Tip of the Iceberg
BETHESDA, Md.—October 9, 2007—To start the next phase of its efforts to expand the ENCyclopedia Of DNA Elements (ENCODE), the NHGRI announced the issue of more than $80 million in grants, funding projects that the organization hopes will help to fill in the other 99% of the genetic blueprint left from phase one of the project. Among the high-profile recipients are: Yale University’s Dr. Michael Snyder, Affymetrix’s Dr. Thomas Gingeras, and the Wellcome Trust Sanger Institute’s Dr. Tim Hubbard.
BETHESDA, Md.—In a move that could potentially swamp the already busy fields of genomics-based drug discovery and pathophysiology, researchers involved in the Encyclopedia of DNA Elements (ENCODE) Project announced that the human genome may be vastly more complex than first thought. What makes this announcement even more daunting is the fact that the scientists have only explored 1 percent of the genome so far.

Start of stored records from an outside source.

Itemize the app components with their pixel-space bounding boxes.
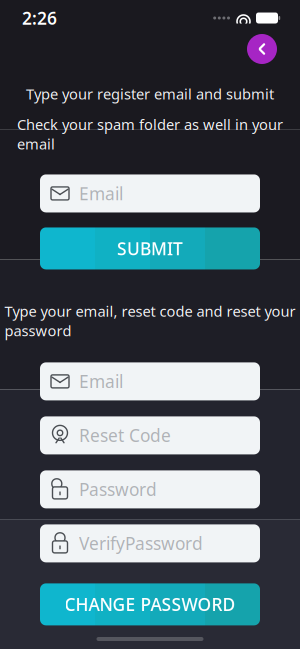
staticText: Email [79,370,123,393]
button[interactable]: CHANGE PASSWORD [40,583,260,625]
staticText: Type your email, reset code and reset yo… [4,301,296,340]
staticText: 2:26 [22,6,57,30]
staticText: Reset Code [79,424,171,447]
staticText: Type your register email and submit [26,84,274,104]
staticText: SUBMIT [117,237,183,260]
staticText: VerifyPassword [79,532,203,555]
button[interactable]: Back [245,32,279,66]
staticText: Password [79,478,157,501]
button[interactable]: SUBMIT [40,227,260,269]
staticText: Email [79,182,123,205]
staticText: Check your spam folder as well in your e… [17,114,283,154]
staticText: CHANGE PASSWORD [64,593,236,616]
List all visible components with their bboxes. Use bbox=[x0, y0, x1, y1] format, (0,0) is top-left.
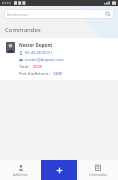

According to research published in Nature and in 28 papers in Genome Research—based on a four-year feasibility study to build a comprehensive parts list of functional DNA elements—the human genome may contain very little unused or junk sequences. It seems that the protein-encoding genes that were the focus of the original Human Genome Project (HGP) may be only a small part of the genetic machinery that determines cell function.
In an effort coordinated by the National Human Genome Research Institute (NHGRI), 35 research groups from 80 centers around the world performed a detailed examination of 30 million base pairs of the human genome.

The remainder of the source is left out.